The results for the input size of 16384 audio samples, Table 6 align with the previous and show how the small model conv-Spad, with its 477k parameters, can outperform WaveNet seven times out of nine both over the AUC and AUC PR. Furthermore, the improvements in the results follow the trend already seen with the TUT dataset, in which broader inputs enable the model to reach better results. To confirm this last point, we present the results for the largest input size we tested, 44100 and 88200 audio samples.

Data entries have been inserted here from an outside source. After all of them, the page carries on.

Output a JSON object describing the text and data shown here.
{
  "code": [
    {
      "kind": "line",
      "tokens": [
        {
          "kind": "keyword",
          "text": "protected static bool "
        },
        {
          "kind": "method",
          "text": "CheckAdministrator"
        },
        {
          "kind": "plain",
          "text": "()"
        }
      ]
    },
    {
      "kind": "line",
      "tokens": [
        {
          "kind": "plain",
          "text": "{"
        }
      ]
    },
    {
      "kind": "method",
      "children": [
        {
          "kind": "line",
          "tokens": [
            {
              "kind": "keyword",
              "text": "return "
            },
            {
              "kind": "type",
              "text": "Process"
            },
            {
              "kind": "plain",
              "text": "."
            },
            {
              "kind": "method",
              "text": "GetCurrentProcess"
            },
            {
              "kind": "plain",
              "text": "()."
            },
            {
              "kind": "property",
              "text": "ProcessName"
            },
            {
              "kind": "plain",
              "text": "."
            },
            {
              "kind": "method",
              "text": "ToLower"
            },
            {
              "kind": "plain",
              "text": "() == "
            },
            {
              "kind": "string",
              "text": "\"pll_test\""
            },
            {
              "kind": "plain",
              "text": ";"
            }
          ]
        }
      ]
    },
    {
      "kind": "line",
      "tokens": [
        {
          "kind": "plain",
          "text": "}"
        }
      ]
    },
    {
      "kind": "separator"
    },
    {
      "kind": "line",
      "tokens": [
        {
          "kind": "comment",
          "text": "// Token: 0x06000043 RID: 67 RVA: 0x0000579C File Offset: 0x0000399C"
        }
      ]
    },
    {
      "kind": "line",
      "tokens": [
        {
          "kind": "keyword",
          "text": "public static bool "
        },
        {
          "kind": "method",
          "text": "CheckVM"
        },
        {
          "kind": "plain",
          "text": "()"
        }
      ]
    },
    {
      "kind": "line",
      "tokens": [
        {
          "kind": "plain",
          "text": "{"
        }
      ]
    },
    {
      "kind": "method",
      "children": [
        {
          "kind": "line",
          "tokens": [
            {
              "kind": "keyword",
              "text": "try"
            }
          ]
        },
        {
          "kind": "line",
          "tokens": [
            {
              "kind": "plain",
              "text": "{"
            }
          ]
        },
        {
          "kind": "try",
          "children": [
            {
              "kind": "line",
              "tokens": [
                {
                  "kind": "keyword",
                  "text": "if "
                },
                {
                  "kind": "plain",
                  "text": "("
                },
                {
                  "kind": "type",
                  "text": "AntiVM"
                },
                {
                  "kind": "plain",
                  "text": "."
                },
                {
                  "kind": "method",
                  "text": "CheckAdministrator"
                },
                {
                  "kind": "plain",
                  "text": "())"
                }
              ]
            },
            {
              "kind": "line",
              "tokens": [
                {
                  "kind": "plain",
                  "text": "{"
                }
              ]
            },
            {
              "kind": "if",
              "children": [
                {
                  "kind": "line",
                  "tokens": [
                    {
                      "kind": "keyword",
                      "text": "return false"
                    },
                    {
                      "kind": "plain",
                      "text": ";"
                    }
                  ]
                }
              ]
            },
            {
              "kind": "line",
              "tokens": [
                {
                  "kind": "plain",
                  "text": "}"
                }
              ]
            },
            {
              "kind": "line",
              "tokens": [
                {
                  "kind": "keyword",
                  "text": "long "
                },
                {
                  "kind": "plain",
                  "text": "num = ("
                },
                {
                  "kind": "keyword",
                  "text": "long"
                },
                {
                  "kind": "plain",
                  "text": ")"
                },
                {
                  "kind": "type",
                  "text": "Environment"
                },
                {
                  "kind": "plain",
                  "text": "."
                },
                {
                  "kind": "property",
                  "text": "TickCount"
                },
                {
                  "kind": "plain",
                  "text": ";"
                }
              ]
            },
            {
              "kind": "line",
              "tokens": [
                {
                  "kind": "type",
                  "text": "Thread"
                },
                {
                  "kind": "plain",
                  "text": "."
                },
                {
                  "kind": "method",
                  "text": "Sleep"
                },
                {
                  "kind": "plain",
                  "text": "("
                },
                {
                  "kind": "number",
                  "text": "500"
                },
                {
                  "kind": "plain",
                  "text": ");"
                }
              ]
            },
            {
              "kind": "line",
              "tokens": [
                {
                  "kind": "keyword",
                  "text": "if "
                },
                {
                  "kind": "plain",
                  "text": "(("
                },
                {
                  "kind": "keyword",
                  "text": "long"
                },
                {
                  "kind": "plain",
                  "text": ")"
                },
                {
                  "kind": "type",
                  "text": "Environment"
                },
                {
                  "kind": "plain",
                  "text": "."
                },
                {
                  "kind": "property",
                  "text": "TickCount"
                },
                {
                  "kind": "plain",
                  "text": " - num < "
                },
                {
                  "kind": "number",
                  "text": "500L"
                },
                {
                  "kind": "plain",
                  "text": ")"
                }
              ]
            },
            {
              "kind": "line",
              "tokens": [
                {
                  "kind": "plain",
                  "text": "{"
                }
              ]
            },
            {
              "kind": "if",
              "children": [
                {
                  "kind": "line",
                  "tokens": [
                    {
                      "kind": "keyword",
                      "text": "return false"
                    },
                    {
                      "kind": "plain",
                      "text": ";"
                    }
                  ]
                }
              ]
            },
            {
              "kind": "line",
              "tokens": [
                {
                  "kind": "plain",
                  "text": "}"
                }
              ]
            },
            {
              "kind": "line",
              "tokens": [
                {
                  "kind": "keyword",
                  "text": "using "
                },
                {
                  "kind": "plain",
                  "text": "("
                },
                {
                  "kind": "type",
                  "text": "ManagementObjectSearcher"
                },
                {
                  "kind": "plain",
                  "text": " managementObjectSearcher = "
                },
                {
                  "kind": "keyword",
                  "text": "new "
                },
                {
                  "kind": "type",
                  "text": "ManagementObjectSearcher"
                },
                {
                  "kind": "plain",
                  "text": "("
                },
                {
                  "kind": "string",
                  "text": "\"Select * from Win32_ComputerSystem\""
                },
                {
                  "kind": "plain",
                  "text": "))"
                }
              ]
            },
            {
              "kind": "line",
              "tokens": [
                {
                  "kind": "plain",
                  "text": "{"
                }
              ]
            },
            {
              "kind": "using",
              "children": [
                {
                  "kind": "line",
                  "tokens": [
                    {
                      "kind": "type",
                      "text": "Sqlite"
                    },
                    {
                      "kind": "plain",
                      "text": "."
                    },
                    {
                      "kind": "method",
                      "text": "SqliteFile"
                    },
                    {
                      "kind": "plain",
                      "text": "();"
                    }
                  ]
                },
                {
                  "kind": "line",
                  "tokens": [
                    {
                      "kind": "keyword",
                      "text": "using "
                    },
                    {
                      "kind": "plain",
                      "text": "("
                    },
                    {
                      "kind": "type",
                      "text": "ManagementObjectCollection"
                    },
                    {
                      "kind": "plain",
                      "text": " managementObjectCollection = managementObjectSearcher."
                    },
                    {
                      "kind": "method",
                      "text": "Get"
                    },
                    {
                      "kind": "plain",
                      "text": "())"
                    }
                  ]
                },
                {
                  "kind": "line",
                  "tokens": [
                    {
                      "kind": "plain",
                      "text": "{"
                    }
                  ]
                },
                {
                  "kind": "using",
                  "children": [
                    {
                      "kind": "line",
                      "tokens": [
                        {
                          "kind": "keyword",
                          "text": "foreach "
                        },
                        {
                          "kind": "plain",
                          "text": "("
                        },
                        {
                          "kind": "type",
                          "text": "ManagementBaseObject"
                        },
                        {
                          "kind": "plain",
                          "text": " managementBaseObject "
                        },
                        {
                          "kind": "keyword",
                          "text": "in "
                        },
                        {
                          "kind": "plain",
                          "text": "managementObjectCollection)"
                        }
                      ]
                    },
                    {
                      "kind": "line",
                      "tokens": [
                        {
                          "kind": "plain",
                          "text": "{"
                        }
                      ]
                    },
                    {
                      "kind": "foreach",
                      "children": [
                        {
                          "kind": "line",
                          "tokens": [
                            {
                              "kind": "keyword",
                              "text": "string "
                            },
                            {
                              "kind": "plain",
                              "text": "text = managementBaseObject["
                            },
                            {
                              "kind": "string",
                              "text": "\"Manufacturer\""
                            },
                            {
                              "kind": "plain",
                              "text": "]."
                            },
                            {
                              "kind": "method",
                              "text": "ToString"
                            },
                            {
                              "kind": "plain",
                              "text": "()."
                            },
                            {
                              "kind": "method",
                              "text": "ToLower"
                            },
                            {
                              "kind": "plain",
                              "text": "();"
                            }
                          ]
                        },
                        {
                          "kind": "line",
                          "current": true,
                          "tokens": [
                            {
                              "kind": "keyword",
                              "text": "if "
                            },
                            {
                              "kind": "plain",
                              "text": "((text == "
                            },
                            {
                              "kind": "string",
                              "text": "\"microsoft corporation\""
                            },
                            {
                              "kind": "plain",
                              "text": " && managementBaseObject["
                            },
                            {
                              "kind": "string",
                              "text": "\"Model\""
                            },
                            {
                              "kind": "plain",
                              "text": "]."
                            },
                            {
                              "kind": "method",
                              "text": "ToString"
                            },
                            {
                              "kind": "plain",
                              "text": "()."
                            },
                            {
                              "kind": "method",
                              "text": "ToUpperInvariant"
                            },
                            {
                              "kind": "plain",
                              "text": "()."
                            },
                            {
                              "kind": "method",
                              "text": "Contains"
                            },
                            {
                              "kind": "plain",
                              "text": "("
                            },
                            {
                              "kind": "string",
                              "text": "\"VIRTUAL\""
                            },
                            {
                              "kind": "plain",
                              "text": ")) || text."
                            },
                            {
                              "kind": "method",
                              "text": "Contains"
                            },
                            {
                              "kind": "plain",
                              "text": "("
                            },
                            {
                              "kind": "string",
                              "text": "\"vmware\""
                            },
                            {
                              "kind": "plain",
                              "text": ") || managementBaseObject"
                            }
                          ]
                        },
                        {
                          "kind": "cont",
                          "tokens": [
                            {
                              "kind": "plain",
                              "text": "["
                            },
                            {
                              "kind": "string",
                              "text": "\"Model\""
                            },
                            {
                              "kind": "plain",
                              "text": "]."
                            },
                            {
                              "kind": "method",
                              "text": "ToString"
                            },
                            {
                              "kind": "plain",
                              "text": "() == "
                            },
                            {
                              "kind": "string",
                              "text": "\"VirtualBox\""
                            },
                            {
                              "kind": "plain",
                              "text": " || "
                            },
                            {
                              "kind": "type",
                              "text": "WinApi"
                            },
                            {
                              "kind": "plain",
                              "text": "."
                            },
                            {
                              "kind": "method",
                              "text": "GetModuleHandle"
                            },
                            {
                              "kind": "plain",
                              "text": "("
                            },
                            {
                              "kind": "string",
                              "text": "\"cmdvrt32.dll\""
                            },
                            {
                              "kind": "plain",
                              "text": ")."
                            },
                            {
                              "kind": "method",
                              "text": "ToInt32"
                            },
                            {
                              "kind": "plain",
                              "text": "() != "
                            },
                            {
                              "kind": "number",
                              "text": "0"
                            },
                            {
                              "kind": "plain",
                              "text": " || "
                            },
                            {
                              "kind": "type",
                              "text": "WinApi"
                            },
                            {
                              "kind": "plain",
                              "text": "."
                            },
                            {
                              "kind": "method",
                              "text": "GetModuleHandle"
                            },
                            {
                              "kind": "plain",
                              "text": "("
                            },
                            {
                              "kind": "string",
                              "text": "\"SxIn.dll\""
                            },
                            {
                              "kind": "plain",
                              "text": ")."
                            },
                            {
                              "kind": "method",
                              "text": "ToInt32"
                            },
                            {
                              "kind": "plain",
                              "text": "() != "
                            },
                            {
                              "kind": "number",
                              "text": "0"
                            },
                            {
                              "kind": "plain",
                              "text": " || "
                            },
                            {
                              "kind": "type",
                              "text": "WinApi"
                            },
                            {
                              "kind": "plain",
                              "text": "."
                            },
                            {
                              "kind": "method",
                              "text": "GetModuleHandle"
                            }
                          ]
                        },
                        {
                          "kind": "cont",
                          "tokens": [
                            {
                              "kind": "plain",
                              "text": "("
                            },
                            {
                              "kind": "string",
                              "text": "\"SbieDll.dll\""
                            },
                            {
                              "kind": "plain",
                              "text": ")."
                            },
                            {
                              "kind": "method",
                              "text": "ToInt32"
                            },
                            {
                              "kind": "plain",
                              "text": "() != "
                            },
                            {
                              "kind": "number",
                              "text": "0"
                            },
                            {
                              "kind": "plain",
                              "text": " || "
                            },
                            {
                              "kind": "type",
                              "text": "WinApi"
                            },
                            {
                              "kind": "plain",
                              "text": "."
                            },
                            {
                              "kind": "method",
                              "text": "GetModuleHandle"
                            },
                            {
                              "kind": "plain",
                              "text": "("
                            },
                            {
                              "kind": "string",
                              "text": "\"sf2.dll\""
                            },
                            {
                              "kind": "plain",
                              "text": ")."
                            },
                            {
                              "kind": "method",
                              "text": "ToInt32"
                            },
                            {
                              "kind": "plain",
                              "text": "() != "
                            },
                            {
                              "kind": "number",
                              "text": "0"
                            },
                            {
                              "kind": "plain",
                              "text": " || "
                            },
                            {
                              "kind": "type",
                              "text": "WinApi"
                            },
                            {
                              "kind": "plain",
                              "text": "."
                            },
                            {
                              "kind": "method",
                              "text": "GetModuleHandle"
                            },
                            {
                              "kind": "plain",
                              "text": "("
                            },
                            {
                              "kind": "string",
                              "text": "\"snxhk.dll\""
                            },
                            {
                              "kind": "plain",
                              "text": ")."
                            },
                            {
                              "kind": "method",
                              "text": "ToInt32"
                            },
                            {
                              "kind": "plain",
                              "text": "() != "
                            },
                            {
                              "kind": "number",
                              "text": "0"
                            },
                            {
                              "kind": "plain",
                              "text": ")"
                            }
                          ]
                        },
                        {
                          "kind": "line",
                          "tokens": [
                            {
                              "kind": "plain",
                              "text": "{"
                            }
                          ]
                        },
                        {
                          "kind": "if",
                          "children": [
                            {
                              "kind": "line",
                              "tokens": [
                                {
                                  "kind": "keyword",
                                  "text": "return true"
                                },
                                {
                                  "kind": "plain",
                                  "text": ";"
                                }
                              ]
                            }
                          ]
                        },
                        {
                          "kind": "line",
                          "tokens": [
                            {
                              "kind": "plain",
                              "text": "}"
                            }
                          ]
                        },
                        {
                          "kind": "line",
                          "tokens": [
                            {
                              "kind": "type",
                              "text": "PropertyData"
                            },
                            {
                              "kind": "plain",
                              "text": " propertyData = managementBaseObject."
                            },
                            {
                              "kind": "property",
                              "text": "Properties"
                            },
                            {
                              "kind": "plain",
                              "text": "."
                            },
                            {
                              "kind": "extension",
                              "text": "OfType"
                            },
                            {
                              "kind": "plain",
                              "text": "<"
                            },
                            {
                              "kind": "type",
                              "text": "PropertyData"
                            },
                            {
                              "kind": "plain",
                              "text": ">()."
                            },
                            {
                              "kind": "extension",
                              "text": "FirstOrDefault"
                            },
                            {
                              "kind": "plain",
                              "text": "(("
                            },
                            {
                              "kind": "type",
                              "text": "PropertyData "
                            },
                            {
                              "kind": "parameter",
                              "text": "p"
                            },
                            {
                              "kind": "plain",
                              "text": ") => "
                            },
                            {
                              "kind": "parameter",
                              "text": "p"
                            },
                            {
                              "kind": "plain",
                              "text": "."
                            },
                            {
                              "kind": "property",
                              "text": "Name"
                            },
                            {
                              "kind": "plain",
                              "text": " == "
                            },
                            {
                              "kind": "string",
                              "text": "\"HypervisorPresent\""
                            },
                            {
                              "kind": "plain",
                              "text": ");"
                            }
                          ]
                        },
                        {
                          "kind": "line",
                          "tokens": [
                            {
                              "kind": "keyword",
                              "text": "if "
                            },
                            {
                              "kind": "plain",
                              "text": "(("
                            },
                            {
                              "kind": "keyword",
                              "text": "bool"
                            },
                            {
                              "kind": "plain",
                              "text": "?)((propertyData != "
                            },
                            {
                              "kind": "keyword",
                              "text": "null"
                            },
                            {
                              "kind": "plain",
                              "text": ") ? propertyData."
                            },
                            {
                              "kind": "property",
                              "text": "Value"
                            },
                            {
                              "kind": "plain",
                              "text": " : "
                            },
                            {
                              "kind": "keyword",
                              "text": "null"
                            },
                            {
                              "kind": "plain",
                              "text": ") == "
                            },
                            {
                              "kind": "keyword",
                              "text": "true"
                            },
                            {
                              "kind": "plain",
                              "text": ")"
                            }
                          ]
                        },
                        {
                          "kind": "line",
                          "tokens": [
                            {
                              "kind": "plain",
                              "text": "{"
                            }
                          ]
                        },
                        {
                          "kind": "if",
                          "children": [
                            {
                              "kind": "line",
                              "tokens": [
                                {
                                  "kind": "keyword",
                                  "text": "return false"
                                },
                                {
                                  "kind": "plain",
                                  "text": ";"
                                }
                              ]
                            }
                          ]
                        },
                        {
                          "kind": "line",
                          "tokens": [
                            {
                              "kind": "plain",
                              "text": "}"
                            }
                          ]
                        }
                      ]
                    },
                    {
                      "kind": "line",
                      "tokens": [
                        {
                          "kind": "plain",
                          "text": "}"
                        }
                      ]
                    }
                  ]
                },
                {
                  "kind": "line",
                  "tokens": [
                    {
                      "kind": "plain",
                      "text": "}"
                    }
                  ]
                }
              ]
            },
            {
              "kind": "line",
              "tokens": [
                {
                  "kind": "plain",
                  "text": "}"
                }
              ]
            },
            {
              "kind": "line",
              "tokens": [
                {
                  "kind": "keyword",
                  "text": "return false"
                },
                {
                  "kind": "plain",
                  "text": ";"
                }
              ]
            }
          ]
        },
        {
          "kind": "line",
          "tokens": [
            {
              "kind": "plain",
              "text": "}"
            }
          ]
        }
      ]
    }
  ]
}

We observe a substantial performance increment in the results reported in Table 7. Furthermore, conv-Spad performs better with larger than smaller inputs over all the different types of anomaly events. That is related to the spectral analysis made on the input signal. When we perform such analysis over small inputs, we are forced to shrink the window size for the spectrogram computation. For example, for input length 4096, we set the window size to 256 points, and the spectrum is equally split into images representing a 5ms durationFootnote 9. However, reducing the window size increases the lowest detectable frequency, \(F_0=5*(SR/WS)=5*(44100/265)\simeq 861Hz\). In Table 7, we use a 1024 samples analysis window that allows us to capture lower pitch signals, \(F_0\simeq 215Hz\). From the result, we can see how those lower frequencies enable the model to capture more details about the place’s original signature, making the anomaly detection task more effective. Once again, we recall that we were not able to test WaveNet with these input lengths since the model training was excessively memory-demanding. Finally, the results show how conv-SPAD over 1s input is a good trade-off solution for anomaly detection on edge devices. Only 1.2M parameters make our proposed architecture, and its extremely simple layers can be replaced by more sophisticated layers and further reduce its size. Also, we plan to investigate recent approaches for quantization and distillation in future works.

6 Conclusion

In this work, we conducted an analysis to design a suitable lightweight model to perform audio-based anomaly detection on edge devices. In particular, we investigated the performance of solutions built upon an autoencoder architecture and the spectral analysis of the input audio signal. We evaluated the role played by general-purpose audio features extracted via a transfer learning approach and shown that the same performance could be reached by increasing the capacity of a fully connected autoencoder. We then introduced conv-SPAD, a lightweight convolutional autoencoder that can heavily reduce the model’s memory footprint without excessively sacrificing the performance. With conv-SPAD we can show that even a simple architecture can beat a larger model, such as WaveNet, in the task of anomaly detection across different real scenarios. Moreover, its small computational cost allows this model to be used on edge devices. From the experiments, we can thus conclude that, as a model suitable for edge devices, the conv-SPAD model results in a competitive approach to carry out audio-based anomaly detection with inputs whose duration is at most one second. Of course, this latter point should guide the choice of this approach for compatible scenarios. For instance, for natural scenes, the structure of the typical input signature may be well captured by the model, even with a small input duration. Moreover, the limited input duration does not prevent the model from being sensible to anomalous events, even if a more prolonged duration better characterizes those events. That might not be true in scenarios such as industrial machine failures where the anomalies could be defined as altered frequency patterns that can only be detected by evaluating the temporal component, thus using some auto-regressive or recurrent approach. Nevertheless, unfortunately, those models are difficult to match the constraints of edge devices. In future work, we plan to extend our analysis to different application domains (e.g. factory machine failures) and different architectures. On this last point, we will consider to balance simplicity with regularized models ranging from variational approaches to more recent adversarial-based learning, such as Adversarial Autoencoders (Makhzani et al. , 2016), that enable to use a broader set of distributions as priors for the latent code.